Northwestern University

Trinity College Dublin (TCD)

Arts/Performing Arts/Film

Claire is a PhD Candidate in Art History and Archaeology at Columbia University and a 2022-23 Fellow at the Metropolitan Museum of Art. She studies the intersections of visual cultures, identities, and faiths in the medieval Mediterranean, focusing on Sicilian textiles and their place in the historiography of the Global Middle Ages. She was a 2017 Mitchell Scholar and studied Medieval Language, Literature and Culture at Trinity. While there, she interned for Art for Amnesty, served on the board of the Global Undergraduate Awards, which is based in Dublin, and worked as a research assistant transcribing twelfth-century copies of Old English texts for Professor Mark Faulkner’s digital corpus. Prior to the Mitchell Scholarship, Claire worked as the Director of Education and Outreach for ART WORKS Projects, a nonprofit organization that uses art exhibitions and documentary films to raise awareness of human rights issues. She received degrees in Art History and Italian from Northwestern University, and also interned and studied in Bologna, Italy; Havana, Cuba; and Rapa Nui (Easter Island), Chile.

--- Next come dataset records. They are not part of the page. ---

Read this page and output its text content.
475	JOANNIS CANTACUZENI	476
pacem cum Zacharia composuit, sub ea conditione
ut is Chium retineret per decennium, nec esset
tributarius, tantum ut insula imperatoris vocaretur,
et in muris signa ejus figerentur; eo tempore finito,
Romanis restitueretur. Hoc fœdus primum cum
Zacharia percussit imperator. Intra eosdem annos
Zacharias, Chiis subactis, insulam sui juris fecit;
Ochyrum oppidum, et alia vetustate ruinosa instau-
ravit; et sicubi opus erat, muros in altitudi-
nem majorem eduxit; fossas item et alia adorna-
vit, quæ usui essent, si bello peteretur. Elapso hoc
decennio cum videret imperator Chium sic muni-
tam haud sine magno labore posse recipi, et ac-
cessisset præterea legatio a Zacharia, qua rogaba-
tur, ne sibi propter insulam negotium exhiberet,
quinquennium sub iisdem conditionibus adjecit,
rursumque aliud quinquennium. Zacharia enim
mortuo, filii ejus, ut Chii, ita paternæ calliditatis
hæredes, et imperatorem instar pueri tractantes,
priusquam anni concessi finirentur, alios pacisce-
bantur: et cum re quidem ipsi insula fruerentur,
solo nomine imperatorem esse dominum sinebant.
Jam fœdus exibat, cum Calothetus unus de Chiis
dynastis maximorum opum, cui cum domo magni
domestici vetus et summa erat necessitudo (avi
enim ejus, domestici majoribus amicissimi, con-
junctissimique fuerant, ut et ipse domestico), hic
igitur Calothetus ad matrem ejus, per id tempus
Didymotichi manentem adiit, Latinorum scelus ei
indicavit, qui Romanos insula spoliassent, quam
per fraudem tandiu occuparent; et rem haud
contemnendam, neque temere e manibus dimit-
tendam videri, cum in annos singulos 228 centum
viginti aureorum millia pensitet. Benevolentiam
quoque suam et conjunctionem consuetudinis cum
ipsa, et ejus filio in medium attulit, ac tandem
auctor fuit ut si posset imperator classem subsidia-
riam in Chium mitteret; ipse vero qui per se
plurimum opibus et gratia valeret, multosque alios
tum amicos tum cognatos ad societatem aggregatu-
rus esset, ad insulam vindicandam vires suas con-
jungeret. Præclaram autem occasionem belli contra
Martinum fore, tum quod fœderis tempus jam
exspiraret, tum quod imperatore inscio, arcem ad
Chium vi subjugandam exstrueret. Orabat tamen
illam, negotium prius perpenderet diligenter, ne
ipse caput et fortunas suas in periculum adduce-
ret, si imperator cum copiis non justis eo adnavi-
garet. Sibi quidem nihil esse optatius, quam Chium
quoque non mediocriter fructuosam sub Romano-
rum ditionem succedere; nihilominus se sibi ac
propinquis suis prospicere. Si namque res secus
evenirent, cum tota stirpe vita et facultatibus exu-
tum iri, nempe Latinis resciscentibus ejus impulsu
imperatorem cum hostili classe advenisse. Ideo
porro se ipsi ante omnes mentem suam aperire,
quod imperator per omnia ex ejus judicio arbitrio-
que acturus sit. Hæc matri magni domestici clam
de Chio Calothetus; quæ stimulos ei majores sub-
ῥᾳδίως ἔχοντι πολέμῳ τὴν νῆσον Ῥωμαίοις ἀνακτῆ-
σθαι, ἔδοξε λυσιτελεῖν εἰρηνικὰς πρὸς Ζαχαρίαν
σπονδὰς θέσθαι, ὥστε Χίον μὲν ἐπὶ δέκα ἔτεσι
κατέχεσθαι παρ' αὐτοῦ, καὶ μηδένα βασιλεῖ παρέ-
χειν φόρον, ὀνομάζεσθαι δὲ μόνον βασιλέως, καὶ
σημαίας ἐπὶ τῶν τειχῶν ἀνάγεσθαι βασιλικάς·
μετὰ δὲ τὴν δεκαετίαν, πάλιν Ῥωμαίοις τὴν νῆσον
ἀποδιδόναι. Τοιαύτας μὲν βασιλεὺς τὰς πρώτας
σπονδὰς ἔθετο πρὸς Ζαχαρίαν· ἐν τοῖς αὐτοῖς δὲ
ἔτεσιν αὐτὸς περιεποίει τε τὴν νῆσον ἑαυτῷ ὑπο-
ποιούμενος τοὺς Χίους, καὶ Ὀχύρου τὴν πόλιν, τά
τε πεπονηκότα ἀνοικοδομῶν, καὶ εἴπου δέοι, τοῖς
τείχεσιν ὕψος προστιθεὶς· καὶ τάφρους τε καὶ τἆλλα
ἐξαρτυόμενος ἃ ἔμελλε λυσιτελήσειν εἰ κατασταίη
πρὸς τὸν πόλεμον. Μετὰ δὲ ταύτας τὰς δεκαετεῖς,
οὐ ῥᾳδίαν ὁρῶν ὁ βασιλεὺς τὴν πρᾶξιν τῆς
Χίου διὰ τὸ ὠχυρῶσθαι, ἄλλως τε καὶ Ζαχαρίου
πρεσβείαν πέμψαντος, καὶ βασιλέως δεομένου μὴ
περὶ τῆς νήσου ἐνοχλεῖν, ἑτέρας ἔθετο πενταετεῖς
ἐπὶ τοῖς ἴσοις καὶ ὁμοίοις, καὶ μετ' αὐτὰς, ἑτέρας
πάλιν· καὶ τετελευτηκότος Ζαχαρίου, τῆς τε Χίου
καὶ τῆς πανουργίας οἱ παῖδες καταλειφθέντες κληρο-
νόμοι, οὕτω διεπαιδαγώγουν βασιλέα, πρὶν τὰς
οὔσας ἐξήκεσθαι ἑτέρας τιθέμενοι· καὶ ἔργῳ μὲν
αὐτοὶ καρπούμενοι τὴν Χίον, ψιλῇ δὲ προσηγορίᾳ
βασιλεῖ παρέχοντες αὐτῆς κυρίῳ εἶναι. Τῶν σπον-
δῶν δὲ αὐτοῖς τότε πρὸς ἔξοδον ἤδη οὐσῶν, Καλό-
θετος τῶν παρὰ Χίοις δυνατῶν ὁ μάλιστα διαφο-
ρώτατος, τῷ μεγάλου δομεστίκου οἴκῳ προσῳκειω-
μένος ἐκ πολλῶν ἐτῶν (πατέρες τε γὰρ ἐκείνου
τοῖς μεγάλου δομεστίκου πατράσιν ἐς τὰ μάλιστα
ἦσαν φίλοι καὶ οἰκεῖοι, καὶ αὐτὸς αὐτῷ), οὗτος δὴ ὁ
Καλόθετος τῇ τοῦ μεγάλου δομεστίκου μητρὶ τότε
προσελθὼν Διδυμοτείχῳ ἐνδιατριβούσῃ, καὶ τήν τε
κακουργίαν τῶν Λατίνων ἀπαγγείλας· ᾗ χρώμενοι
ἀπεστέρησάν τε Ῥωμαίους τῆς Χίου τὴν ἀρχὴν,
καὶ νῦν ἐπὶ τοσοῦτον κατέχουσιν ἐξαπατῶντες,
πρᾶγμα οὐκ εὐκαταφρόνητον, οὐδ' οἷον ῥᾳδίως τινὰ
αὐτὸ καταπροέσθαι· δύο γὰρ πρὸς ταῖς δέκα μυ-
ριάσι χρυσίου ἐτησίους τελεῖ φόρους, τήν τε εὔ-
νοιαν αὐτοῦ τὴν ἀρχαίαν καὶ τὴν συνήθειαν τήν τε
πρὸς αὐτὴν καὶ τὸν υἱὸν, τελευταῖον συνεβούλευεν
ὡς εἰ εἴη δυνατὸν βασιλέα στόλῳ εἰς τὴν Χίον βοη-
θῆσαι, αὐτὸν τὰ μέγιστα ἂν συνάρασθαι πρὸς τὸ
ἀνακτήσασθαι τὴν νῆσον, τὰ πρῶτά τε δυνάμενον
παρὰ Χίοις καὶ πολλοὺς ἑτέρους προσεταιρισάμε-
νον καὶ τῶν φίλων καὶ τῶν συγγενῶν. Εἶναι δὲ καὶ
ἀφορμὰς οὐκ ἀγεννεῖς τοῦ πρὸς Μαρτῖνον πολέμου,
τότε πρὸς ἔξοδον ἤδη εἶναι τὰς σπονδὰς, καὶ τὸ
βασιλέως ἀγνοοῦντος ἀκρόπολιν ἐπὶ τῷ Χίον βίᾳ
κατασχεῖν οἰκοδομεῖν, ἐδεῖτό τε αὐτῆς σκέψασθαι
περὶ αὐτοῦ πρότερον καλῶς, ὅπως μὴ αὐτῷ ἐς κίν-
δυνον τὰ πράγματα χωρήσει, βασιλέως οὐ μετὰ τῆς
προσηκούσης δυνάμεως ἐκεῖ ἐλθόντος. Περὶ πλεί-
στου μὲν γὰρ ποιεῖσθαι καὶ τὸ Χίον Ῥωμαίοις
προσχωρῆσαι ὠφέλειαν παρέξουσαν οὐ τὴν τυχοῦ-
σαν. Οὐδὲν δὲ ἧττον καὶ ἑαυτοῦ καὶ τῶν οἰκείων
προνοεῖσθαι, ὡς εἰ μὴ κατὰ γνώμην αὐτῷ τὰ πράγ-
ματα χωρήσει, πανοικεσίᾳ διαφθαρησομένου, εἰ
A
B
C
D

At Northwestern, she was a Mellon Mays Fellow, Editor in Chief of Northwestern Art Review, and an executive member of the largest student-run human rights conference in the US. In addition to her doctoral research, Claire is committed to public scholarship, having contributed to the NEH-funded Immersive Global Middle Ages Institute in the Digital Humanities, the Mapping Mesopotamian Monuments project, and organizations including the United Nations, UNESCO, and the Council on American-Islamic Relations. Her work has been supported by the Social Science Research Council (SSRC), Medieval Academy of America, and RaceB4Race, among other institutions. Claire obtained her undergraduate degree from Northwestern University.